Thursday, July 22, 2010

Wuthering Heights

My eyes flutter open in the dark.  Please.  Please let it be a decent hour.  But no, it's 3 a.m.  Great.  I can lay awake for a couple of hours and just as I feel like falling asleep again, it will be time to get up.


And so, the Summer of Loss and Lamentation continues.  

Heathcliffe, they're all watching me.  Still.  But they don't watch here.  Not with any regularity anyway.  Here is where the prisoner can walk the grounds unencumbered by watchful guards and shackles.  Here is where it can all be poured out.  But there's not much to pour.  

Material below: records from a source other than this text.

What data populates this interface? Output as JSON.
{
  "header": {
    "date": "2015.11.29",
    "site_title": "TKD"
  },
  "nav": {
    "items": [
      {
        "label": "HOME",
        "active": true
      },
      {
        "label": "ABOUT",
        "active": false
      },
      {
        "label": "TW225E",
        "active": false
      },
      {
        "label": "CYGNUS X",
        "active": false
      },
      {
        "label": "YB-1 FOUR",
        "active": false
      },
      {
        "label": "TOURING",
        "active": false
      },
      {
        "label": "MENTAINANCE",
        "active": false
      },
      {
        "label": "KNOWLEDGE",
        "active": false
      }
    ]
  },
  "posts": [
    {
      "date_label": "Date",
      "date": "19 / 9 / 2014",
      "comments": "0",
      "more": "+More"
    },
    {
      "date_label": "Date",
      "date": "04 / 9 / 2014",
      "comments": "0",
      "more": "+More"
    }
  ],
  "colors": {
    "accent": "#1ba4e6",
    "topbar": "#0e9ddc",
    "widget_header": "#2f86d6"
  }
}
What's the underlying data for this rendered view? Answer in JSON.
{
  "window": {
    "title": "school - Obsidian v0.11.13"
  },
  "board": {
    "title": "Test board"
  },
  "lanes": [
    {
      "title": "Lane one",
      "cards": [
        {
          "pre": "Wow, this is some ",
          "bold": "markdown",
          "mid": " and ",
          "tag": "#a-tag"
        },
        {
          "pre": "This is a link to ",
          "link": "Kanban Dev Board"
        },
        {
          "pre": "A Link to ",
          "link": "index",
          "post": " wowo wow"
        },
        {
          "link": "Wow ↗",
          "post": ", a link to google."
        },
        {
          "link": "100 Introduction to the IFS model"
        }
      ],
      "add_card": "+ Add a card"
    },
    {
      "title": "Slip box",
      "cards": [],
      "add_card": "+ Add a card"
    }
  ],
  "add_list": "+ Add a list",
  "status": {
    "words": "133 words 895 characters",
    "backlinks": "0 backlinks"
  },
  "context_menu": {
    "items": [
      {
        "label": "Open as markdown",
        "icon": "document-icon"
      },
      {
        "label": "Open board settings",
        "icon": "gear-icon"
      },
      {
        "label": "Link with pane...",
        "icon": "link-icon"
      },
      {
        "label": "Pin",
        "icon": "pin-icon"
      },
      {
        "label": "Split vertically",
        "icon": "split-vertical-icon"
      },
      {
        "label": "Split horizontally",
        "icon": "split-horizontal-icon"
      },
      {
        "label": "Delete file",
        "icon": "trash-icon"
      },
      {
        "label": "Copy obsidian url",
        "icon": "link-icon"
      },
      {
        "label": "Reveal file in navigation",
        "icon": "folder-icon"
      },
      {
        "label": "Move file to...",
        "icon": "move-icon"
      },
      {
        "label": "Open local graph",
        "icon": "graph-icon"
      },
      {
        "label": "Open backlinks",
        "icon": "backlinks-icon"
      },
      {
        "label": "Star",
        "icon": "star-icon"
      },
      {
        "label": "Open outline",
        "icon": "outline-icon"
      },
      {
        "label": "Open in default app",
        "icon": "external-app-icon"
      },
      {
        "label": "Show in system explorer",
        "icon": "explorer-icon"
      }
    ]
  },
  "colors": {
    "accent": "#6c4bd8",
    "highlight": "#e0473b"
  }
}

He said 'sorry was not the feeling he got from me'.  No, that doesn't surprise me.  I'm surprised that he got any feeling at all.  I'm amazingly flat line these days.  The amazing and sorrowing things I hear about him register barely a blip on the roller coaster I used to ride.  My daily dose has seen to that.  

Well?  What was I do to?  That Morning came, the one where I couldn't get out of the bed, the one where I began to consider other ways to stop the empty sadness.  I saw it coming from a mile away, like a rogue wave rolling in and I couldn't stop it.  But I've been there before and I could not go there again.  It's not all about me, anymore.  I've got too many people depending on me, too much to lose.  I had to keep walking; I had to.  And so I did something about it.  And the saving was my undoing.


Somehow, he comes up in conversation at least once a day.  And why not?  We are in familiar places,  oft-traversed now-haunted places, we talk of shows past, of funnies of old, of the old one who liked us or at least tolerated us.  And their eyes flick to me.  They watch for the Wince and they get it.  Like a nervous tic.  Or the Brave Lookaway.  I look away from the conversation and try to drag my brain with it.  Otherwise, I start thinking about those times, and fall silent, pondering, my thoughts rolling downhill.  I try to remember promises I made, where it began to go wrong.  But I, who can't find the checkbook, the keys, my phone, can't or won't remember what I've broken.


They watch and they're glad.  You know they are.  Good riddance to bad rubbish is what they're thinking.  They think I'm better off.  They tell me I am.  Am I?  I must be.

One jangled her new bangles in front of another and he said, "Where'd you get those?"  
And she said, "I inherited them." 
And he said, "So the divorce is final, huh?"  

Ha.  Funny guy.  

And another is diligently deleting graffiti, names and signatures, from everything.  She cleaned off something written my desk with the Goo Gone.  "Don't do that!" I said.  "That wasn't a bad thing--it was a good memory."  She was indignant and kept on.  Those are touchstones, I explained.  I want them around.  She was indignant still.

One thing I still have.  One thing he left.  Was it of no value? 
I had a dream that it was gone, that it--like the clothes that still smelled of...Burbury?--was gone.  In the dream, I went to the restaurant and demanded it back....  So when I awoke, I dressed and went straight to the Gallery to make sure it was still there.  It was.  And it still plays music.  Ha...me and Davey Jones listening to music boxes from another era....  I can't find the green bracelet though.  The blue one, I have, but the green one has slipped away.


Like so much else, it slipped away.


So. 
I'll pour it out here.  Where no one is watching.  Pour it out until the pitcher is dry.